There's not another secret list after this. Product managers should clearly define the what. This means thinking critically and sticking to the facts. You need to be intellectually honest with your team. You need to know where things are and don't distort the truth.

People can smell BS from a mile away.

Communicate what the product and the team and the organization's guiding principles are. For every piece of work, help everyone on the team understand what's important. The flip side of that is to make sure everyone understands what's not important.

David touched on this when he talked about managing priorities and scope this morning. You need to remove any ambiguity around the team's priorities.

Make an effort to understand the other roles in the team. You could ask your teammates for recommendations on books or podcasts that they go back to time and time again to better understand how they see their role. This will help build empathy.

And that word's come up a few times today.

What do I mean by empathy? Sharon Steed who's a principal at Comunilog, she talks about empathy a lot.

And I had the good fortune to hear her speak last year at another conference, and she recalled that she often hears empathy defined as, "That thing you have to do "in order to not be an asshole at work." I suppose that's not untrue.

But she also uses a more functional definition which is, empathy is the ability to understand and share the feelings of another.

And I think teams work when each team member feels listened to and genuinely understood. As a product manager, one of your roles is to facilitate this.

Genuine empathy is integral.

Be an umbrella.

Now again, earlier today David talked about how being a meeting and email shield isn't necessarily something that product managers should aspire to, and I agree. But context is important.

You need to make sure your developers and designers can do what they're paid to do.

This means going to meeting so they don't have to, assuming they aren't required to be there of course. Communicate at those meetings and competently represent your team and their disciplines as if they were there, and then take and circulate good notes.

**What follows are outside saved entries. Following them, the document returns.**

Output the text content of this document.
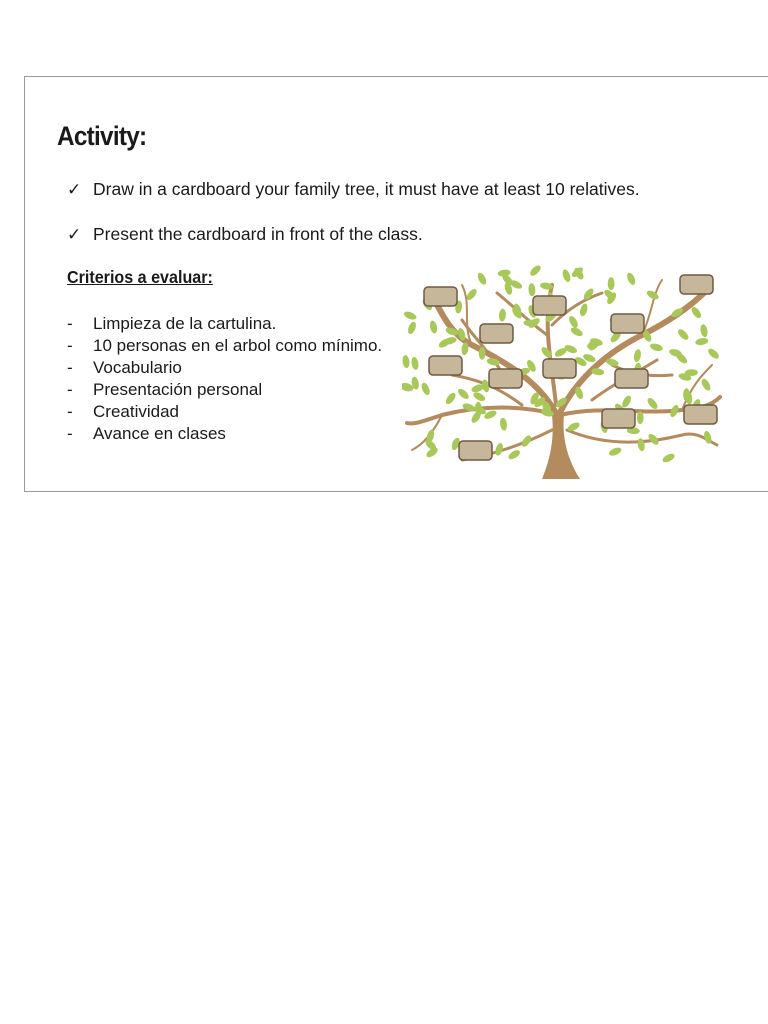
Activity:
✓ Draw in a cardboard your family tree, it must have at least 10 relatives.
✓ Present the cardboard in front of the class.
Criterios a evaluar:
-	Limpieza de la cartulina.
-	10 personas en el arbol como mínimo.
-	Vocabulario
-	Presentación personal
-	Creatividad
-	Avance en clases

Speaking of good notes, write stuff down.

Requirements, write 'em down.

Decisions made, write 'em down so you don't have to revisit them later.

To-dos, write 'em down and distribute 'em.

The big caveat here is just don't let that be the only way that you communicate with your team. Finally, let your designers and developers know that you expect them to challenge you, and that if they do it it won't be taken personally. Kind of hyped on about this a lot, but they own the how and they need to make sure their input's taken into consideration.

A healthy tension between design and development and product is a good thing.

So there you have it, 10 rules.

Well, 20 if you count all the fake rules at the beginning. And despite its questionable provenance, I'd like to leave you with that quote that my friend Kareem definitely didn't come up with, because I think it nicely sums up the ideal mindset of a product manager.

"In the face of facts that show "my previous position was incorrect, "I change my mind. What do you do?" Thank you.